The recurring guest voices include John Hansen, Vernon Chatman, Adrien Beard and Jennifer Howell.

| Actor | Character(s) | Notes |
|---|---|---|
| Jennifer Howell | Bebe Stevens | Guest starred in several episodes since season 1 |
| Vernon Chatman | Towelie | Guest starred in several episodes since season 5 |
| Adrien Beard | Tolkien Black | Guest starred in several episodes since season 4 |
| John Hansen | Mr. Slave | Guest starred in several episodes season 6 |
| Jessica Makinson | Heidi TurnerStrong WomanHenrietta Biggle | Guest starred in several episodes since season 6 |
| Kimberly Brooks | Nichole DanielsLinda BlackLaura TuckerMargaret Nelson (2015–2021)Various characters | Guest starred in several episodes since season 12 |

==Casting changes==
Mary Kay Bergman voiced the majority of the female characters until her death on November 11, 1999. Mona Marshall and Eliza Schneider succeeded Bergman in 2000, with Schneider leaving the show after its seventh season (2003). She was replaced by April Stewart, who, along with Marshall, continues to voice most of the female characters. Isaac Hayes, who voiced the character Chef, left the show after Parker and Stone's depiction of his religion Scientology in the episode "Trapped in the Closet".

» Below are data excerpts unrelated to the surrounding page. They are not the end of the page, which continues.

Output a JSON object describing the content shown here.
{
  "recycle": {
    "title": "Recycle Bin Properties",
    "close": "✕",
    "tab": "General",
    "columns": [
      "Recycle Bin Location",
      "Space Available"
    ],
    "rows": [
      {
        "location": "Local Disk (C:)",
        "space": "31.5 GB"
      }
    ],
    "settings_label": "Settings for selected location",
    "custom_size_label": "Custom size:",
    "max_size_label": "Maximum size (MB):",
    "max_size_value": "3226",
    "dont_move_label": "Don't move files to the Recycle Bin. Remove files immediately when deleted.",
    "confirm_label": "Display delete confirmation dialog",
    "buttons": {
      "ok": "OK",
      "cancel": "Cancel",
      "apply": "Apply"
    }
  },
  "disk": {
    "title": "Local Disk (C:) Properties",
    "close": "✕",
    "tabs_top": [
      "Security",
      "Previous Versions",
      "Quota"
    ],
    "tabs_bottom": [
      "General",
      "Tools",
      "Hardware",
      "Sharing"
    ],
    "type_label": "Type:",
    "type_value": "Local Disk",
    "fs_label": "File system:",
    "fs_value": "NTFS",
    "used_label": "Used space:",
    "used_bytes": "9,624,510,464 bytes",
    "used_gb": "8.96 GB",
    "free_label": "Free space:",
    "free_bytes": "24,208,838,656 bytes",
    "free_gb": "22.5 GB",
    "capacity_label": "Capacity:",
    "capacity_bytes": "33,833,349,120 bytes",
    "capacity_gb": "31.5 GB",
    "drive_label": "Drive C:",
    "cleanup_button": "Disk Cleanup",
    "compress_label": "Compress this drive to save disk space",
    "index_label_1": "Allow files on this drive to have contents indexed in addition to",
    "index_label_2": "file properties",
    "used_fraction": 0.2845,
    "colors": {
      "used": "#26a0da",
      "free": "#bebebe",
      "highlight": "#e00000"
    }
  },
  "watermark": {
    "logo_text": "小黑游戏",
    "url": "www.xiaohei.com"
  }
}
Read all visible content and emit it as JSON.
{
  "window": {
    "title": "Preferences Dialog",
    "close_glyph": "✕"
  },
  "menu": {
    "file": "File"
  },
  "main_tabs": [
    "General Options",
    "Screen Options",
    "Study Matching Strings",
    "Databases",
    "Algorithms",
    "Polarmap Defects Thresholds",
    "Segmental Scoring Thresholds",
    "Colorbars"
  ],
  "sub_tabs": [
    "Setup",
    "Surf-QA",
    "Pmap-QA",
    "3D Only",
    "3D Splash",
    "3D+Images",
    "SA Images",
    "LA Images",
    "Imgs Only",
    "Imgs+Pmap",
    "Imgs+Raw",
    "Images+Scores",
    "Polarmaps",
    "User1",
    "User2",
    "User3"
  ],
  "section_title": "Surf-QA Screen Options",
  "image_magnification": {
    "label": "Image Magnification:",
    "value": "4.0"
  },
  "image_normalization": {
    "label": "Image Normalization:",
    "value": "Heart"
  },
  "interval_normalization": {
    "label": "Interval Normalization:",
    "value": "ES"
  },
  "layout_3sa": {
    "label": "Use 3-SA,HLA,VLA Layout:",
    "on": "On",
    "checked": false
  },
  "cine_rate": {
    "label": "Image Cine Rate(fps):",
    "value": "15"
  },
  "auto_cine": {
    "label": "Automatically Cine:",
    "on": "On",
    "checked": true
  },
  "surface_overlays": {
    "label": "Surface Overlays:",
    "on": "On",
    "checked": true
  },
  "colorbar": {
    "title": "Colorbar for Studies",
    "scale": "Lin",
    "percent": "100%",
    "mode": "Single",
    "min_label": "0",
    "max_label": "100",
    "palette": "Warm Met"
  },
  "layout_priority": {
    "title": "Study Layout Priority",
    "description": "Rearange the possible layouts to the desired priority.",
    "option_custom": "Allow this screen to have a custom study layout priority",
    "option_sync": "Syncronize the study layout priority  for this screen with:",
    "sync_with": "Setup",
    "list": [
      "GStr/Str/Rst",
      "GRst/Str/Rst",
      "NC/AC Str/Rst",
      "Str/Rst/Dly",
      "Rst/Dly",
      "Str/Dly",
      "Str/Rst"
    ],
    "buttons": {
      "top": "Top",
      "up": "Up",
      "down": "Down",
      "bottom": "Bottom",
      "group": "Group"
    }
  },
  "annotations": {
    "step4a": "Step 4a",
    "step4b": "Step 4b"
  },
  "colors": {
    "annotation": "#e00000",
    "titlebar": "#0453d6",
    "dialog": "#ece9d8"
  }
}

| Actor | Character(s) | Notes |
|---|---|---|
| Mary Kay Bergman | Liane Cartman, Sheila Broflovski, Shelly Marsh, Sharon Marsh, Mayor McDaniels, Carol McCormick, Wendy Testaburger, Principal Victoria and Ms. Crabtree | Recast after her death in 1999. The last episode to feature her voice was Mr. Hankey's Christmas Classics. |
| Eliza Schneider | Liane Cartman, Shelly Marsh, Sharon Marsh, Mayor McDaniels, Carol McCormick, Wendy Testaburger, Principal Victoria and Ms. Crabtree | Schneider replaced Mary Kay Bergman after her death in 1999. Schneider left after the show's seventh season. |
| Isaac Hayes | Chef | Left after he suffered a stroke. The character appeared again in the first episode of season 10, but his voice consists entirely of older recordings spliced together for comical effect, the character was killed off in the same episode. Hayes died in 2008. |

Due to the unusually small cast (majority of characters voiced by Parker and Stone) only Bergman, Schneider, and Hayes have left the cast as aforementioned in 1999, 2003, and 2006 respectively.